Please help. I was just diagnosed via pelvic MRI with adenomyosis and a"possible" fibroid. I'm 44 years old and have had two children (13 years and 16 years). I have always had 'clockwork' periods, but after the children I had heavy periods with extremely heavy clots, not a great deal of pain, though -- in fact, none.

I had all my cramps suffering during high school and college, unless they were so bad that I don't even notice pain anymore in that area.

Anyway, I've had panic attacks, night sweats, weight gain and 'missed' periods for the last year and a half (started Fall 2011) and that's never happened to me before. My mother had a hysterectomy in her early 40's

due to a serious pelvic infection so I can't use her as an example, however my maternal cousins have issues that began as early as 30 with menopause symptoms.

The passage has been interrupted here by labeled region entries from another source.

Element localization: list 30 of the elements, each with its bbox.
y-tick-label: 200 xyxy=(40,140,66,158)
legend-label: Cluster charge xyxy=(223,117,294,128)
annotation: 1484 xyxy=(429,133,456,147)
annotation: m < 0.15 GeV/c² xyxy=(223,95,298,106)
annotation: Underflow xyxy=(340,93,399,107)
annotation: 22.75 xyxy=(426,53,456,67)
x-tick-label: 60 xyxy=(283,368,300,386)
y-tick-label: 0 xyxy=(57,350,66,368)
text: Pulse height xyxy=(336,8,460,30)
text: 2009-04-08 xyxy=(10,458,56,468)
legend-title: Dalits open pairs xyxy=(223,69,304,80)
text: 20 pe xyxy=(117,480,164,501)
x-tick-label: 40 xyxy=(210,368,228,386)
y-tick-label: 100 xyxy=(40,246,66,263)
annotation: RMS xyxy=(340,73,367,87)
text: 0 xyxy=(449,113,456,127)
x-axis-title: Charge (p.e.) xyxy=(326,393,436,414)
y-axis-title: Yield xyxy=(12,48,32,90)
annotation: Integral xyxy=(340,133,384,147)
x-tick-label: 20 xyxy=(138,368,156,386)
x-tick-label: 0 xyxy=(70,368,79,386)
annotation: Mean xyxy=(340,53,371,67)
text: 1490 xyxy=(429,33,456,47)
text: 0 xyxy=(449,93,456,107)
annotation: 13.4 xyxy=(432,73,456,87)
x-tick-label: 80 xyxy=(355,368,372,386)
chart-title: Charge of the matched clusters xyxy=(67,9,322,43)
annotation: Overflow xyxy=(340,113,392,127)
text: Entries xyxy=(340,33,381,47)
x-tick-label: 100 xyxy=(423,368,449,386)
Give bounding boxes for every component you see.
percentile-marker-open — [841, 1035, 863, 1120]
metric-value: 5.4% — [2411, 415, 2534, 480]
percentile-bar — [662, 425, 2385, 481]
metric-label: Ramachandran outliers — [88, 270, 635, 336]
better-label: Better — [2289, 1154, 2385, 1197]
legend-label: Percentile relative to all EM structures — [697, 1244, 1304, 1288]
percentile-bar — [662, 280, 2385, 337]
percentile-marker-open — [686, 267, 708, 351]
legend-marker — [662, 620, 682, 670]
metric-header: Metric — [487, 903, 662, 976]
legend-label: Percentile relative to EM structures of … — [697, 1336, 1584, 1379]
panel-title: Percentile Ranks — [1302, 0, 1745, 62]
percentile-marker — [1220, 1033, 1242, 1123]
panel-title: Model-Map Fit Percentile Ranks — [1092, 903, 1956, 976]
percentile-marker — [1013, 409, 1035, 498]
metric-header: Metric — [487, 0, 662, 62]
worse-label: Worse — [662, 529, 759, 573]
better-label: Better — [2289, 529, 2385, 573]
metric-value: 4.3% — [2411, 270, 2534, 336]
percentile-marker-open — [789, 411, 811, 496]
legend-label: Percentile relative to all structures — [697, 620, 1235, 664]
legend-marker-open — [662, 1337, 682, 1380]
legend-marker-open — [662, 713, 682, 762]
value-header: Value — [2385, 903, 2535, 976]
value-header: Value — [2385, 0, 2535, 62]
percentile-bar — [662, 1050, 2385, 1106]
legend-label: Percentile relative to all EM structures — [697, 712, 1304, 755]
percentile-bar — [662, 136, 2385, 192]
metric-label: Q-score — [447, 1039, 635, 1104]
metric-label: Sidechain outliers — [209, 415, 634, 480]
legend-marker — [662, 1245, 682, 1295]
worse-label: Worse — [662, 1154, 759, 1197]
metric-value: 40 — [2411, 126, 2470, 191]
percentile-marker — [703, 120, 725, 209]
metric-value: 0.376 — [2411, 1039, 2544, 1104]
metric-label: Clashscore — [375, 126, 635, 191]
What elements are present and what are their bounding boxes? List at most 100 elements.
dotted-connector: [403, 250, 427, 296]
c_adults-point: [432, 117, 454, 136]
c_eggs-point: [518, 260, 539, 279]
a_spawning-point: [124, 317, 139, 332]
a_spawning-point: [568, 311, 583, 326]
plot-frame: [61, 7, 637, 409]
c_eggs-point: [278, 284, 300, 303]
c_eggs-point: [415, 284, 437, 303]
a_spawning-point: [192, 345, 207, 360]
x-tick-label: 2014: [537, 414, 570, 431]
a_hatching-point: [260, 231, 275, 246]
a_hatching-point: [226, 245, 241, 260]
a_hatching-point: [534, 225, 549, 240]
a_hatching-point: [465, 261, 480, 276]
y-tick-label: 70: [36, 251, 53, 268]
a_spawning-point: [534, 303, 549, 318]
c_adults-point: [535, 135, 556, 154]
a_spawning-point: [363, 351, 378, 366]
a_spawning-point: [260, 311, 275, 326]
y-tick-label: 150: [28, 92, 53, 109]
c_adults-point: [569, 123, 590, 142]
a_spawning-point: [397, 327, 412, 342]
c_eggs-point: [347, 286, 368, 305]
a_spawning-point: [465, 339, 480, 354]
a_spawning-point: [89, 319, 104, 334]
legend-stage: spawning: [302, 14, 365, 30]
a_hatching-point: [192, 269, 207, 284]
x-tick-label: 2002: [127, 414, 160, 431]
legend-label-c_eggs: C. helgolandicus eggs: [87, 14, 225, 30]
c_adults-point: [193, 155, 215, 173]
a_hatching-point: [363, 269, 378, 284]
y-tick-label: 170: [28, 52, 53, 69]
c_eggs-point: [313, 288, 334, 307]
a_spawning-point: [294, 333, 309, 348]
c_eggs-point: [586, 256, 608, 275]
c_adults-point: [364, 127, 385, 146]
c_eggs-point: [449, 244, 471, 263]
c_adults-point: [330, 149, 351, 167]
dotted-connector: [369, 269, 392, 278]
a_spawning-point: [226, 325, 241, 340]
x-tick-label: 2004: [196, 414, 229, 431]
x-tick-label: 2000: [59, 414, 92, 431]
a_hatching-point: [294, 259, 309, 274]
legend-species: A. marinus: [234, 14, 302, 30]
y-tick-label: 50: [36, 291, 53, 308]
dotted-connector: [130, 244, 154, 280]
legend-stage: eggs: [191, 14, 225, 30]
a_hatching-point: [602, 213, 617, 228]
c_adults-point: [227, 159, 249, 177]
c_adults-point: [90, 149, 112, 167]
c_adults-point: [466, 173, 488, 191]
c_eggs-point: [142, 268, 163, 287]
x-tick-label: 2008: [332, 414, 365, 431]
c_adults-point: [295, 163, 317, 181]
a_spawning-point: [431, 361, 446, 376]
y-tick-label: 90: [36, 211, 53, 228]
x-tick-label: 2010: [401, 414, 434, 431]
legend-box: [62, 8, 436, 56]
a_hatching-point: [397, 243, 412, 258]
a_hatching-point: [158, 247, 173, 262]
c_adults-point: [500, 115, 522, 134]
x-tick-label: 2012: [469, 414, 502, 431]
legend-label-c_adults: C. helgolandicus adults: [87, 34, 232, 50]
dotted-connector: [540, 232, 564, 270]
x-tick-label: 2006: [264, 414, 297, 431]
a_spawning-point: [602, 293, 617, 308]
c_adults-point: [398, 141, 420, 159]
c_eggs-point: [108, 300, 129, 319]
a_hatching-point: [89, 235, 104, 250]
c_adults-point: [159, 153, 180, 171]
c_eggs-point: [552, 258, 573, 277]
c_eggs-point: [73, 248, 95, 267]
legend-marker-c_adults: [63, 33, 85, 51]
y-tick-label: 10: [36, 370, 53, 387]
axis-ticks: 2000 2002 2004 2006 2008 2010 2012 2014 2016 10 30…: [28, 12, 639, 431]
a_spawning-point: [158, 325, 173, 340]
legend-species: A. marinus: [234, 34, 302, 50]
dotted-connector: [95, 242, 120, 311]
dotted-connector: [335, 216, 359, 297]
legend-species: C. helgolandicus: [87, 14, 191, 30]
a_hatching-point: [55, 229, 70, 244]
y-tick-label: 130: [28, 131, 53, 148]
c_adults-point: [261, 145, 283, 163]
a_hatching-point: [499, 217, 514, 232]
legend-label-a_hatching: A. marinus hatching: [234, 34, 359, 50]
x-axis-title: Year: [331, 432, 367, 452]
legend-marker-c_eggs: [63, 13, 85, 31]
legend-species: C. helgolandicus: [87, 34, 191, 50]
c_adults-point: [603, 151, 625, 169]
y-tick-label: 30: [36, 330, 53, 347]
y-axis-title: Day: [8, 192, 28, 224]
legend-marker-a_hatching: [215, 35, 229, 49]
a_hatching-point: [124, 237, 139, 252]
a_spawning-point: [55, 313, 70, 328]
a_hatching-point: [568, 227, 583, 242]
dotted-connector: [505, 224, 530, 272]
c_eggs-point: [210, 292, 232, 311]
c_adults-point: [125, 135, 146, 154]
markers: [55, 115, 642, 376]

As for me, I've had all those above symptoms and since November 2012 have been bleeding straight going into the fourth month (February 2013). My doctor wants to remove my uterus, but she wants to leave the ovaries and cervix. Should I do this or maybe this is the grand finale and I'll go into menopause soon? I hate to have a surgery if this can all be 'cured' by menopause.

Post 5

What does it mean if the uterus is anteverted, gravid and bulky showing a regular and consistent uterine outline. I need an answer.

Post 4

Is having a bulky uterus is something to worry about where your health is concerned? Will it affect your health in any way? Please enlighten me with the correct information as my recent report revealed that I have a bulky uterus.

Post 2

@Iluviaporos - You are right, women should go and get themselves checked if they have these sorts of symptoms. It might turn out to be a bulky uterus, or it might be something else. The symptoms of a swollen uterus seem to be similar to a host of other conditions, and the only way to be sure which of them you have is by going to a doctor.

You can even just go to a family planning clinic which is usually much cheaper and are more likely to be willing to really listen to your troubles. Unfortunately, many doctors do brush off these complaints as just "womens' troubles", so you might need to go to a few places before someone will really take you seriously.

If possible, take notes of your symptoms and when they occur and for how long and how severe.

This kind of note taking will help you to be understood and taken seriously.

Post 1

This sounds like a terrible and painful condition. It is yet another reason not to grin and bear it when you experience pain or heavy bleeding during your monthly. I have known so many women who will just suffer through it, thinking that it is normal to hardly be able to walk from cramps, or to become anemic from losing so much blood.

They think it is their lot in life, and that they will be looked down on for complaining about what other women endure without a word. But, it's not normal, and often the condition is completely treatable, such as in this case. Just go and have a gynecological exam, tell the doctor your symptoms and if she can't explain them to you, go to another doctor until someone listens. You deserve to live a life free from pain.